I have to create the following sparse arrays, which are reshaped in a two dimensional matrix, so that i can use the build in Dot[]
function to do a kind of multiplication.
c[theta_Real, xMax_Integer, yMax_Integer] :=
ArrayReshape[SparseArray[{
{x_, y_, s_, x_, y_, s_} -> Cos[theta/2.],
{x_, y_, 1, x_, y_, 2} -> -Sin[theta/2.],
{x_, y_, 2, x_, y_, 1} -> Sin[theta/2.]
}, {2 xMax + 1, 2 yMax + 1, 2, 2 xMax + 1, 2 yMax + 1, 2},
0.], {2 (2 xMax + 1) (2 yMax + 1), 2 (2 xMax + 1) (2 yMax + 1)}]
sX[xMax_Integer, yMax_Integer] := ArrayReshape[SparseArray[{
{x1_, y_, 1, x2_, y_, 1} /; x1 == x2 + 1 -> 1.,
{x1_, y_, 2, x2_, y_, 2} /; x1 == x2 - 1 -> 1.
}, {2 xMax + 1, 2 yMax + 1, 2, 2 xMax + 1, 2 yMax + 1, 2},
0.], {2 (2 xMax + 1) (2 yMax + 1), 2 (2 xMax + 1) (2 yMax + 1)}]
sY[xMax_Integer, yMax_Integer] := ArrayReshape[SparseArray[{
{x_, y1_, 1, x_, y2_, 1} /; y1 == y2 + 1 -> 1.,
{x_, y1_, 2, x_, y2_, 2} /; y1 == y2 - 1 -> 1.
}, {2 xMax + 1, 2 yMax + 1, 2, 2 xMax + 1, 2 yMax + 1, 2},
0.], {2 (2 xMax + 1) (2 yMax + 1), 2 (2 xMax + 1) (2 yMax + 1)}]
I'm trying to avoid direct definition of the 2D sparse matrices, because I have to handle a lot of similiar arrays with given multidimensional representation and I realized that reshaping is very fast, compared to the rest of calculation.
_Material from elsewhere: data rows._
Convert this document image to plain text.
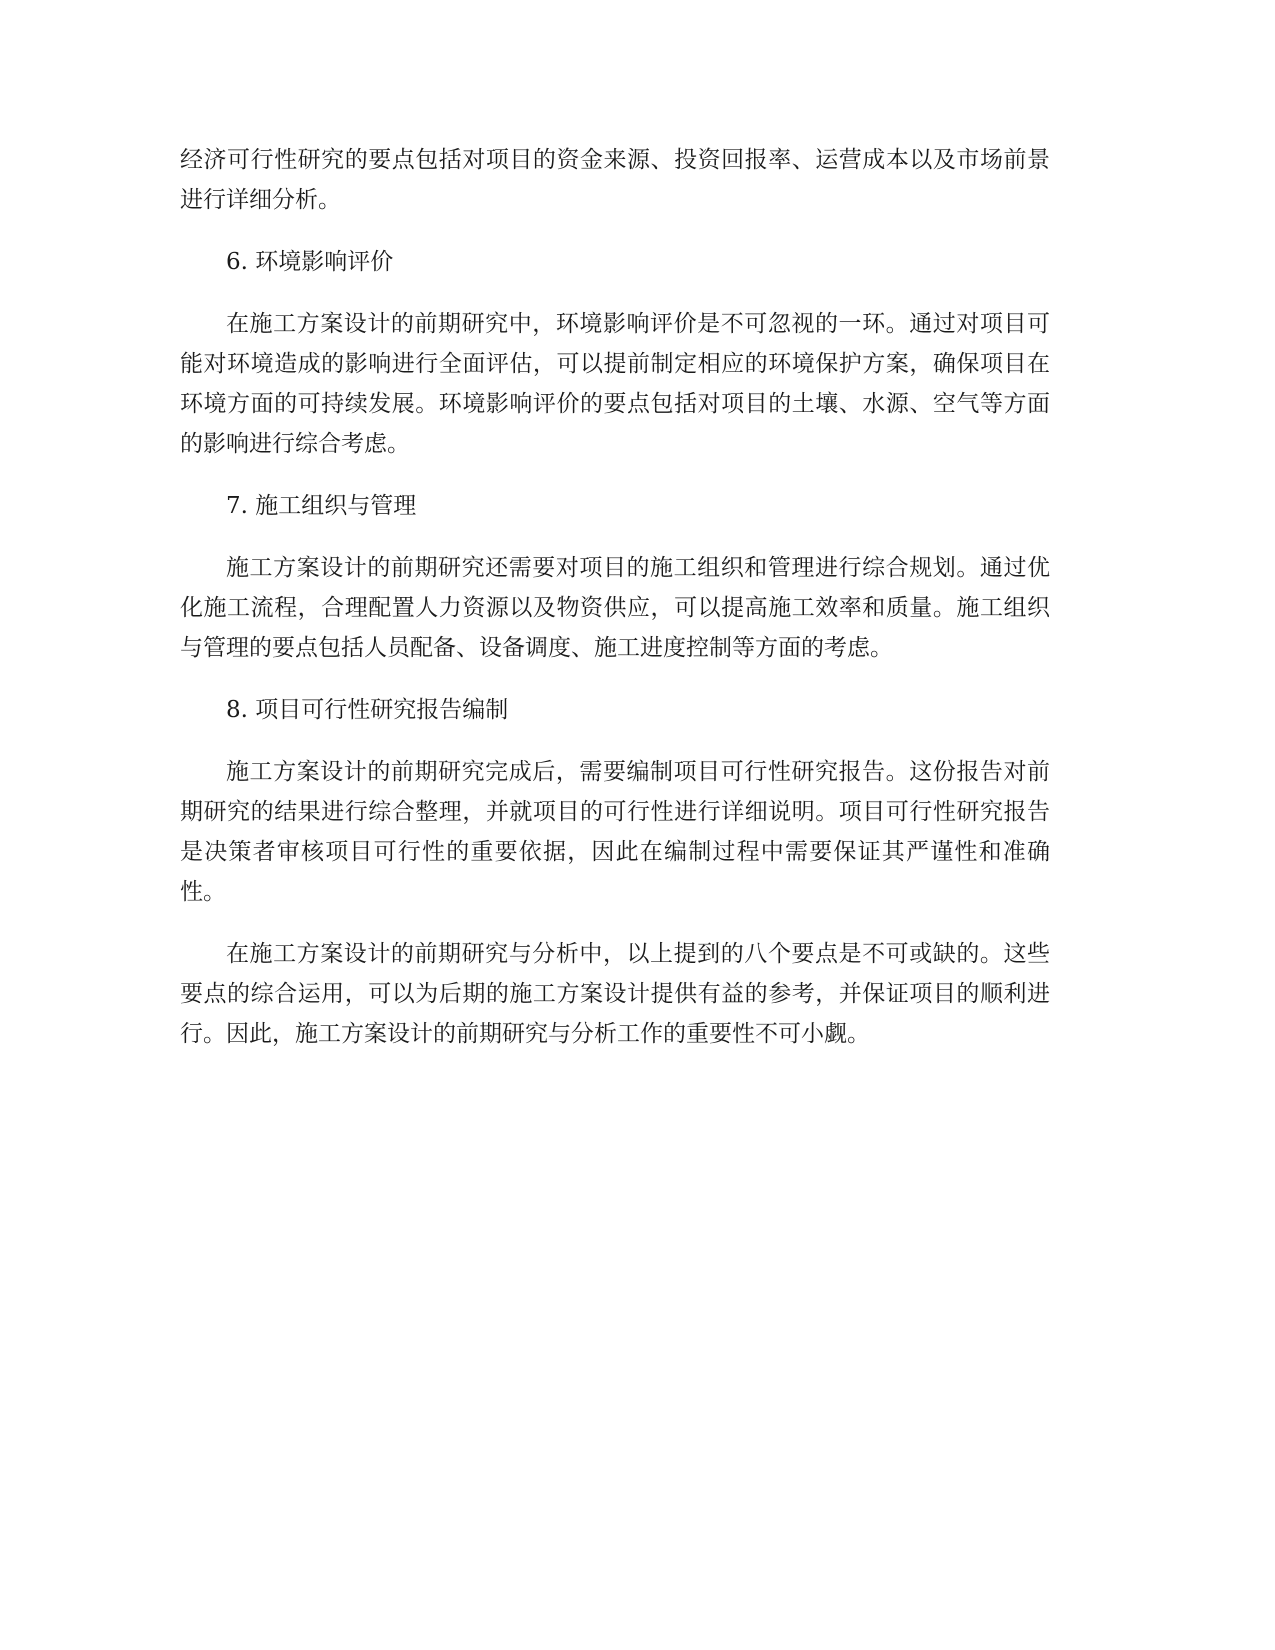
经济可行性研究的要点包括对项目的资金来源、投资回报率、运营成本以及市场前景进行详细分析。

6. 环境影响评价

在施工方案设计的前期研究中，环境影响评价是不可忽视的一环。通过对项目可能对环境造成的影响进行全面评估，可以提前制定相应的环境保护方案，确保项目在环境方面的可持续发展。环境影响评价的要点包括对项目的土壤、水源、空气等方面的影响进行综合考虑。

7. 施工组织与管理

施工方案设计的前期研究还需要对项目的施工组织和管理进行综合规划。通过优化施工流程，合理配置人力资源以及物资供应，可以提高施工效率和质量。施工组织与管理的要点包括人员配备、设备调度、施工进度控制等方面的考虑。

8. 项目可行性研究报告编制

施工方案设计的前期研究完成后，需要编制项目可行性研究报告。这份报告对前期研究的结果进行综合整理，并就项目的可行性进行详细说明。项目可行性研究报告是决策者审核项目可行性的重要依据，因此在编制过程中需要保证其严谨性和准确性。

在施工方案设计的前期研究与分析中，以上提到的八个要点是不可或缺的。这些要点的综合运用，可以为后期的施工方案设计提供有益的参考，并保证项目的顺利进行。因此，施工方案设计的前期研究与分析工作的重要性不可小觑。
Now I have to calculate
rF2D[a_, b_, x0_, y0_, theta1_, theta2_,
xMax_, yMax_, steps_] :=
Block[{r = r0[a, b, x0, y0, xMax, yMax],
walk = sY[xMax, yMax].c[theta2, xMax, yMax].sX[xMax,
yMax].c[theta1, xMax, yMax]},
Do[r = walk.r.ConjugateTranspose[walk], {steps}]; r]
for large xMax,yMAx
, e.g. rF2D[1.,0.,0,0,Pi/2.,Pi/4.,50,50,50]
where r0
is a matrix with complex entries:
r0[a_, b_, x0_, y0_, xMax_, yMax_] :=
ArrayReshape[SparseArray[{
{x0 + xMax + 1, y0 + yMax + 1, 1, x0 + xMax + 1, y0 + yMax + 1,
1} -> Abs[N[a]]^2,
{x0 + xMax + 1, y0 + yMax + 1, 1, x0 + xMax + 1, y0 + yMax + 1,
2} -> N[a]\[Conjugate] N[b],
{x0 + xMax + 1, y0 + yMax + 1, 2, x0 + xMax + 1, y0 + yMax + 1,
1} -> N[a] N[b]\[Conjugate],
{x0 + xMax + 1, y0 + yMax + 1, 2, x0 + xMax + 1, y0 + yMax + 1,
2} -> Abs[N[b]]^2
}, {2 xMax + 1, 2 yMax + 1, 2, 2 xMax + 1, 2 yMax + 1, 2},
0.], {2 (2 xMax + 1) (2 yMax + 1), 2 (2 xMax + 1) (2 yMax + 1)}]
At the moment this is impossible, because calculation needs too much time. For much smaller xMax,yMAx
, e.g. rF2D[1.,0.,0,0,Pi/2.,Pi/4.,10,10,10]
finishes after 5 seconds on may machine.
Is there any possibility to speed up the creation of the sparse arrays, because this seems to eat most of the time and the multiplication is doing quite fast? Thanks for your help!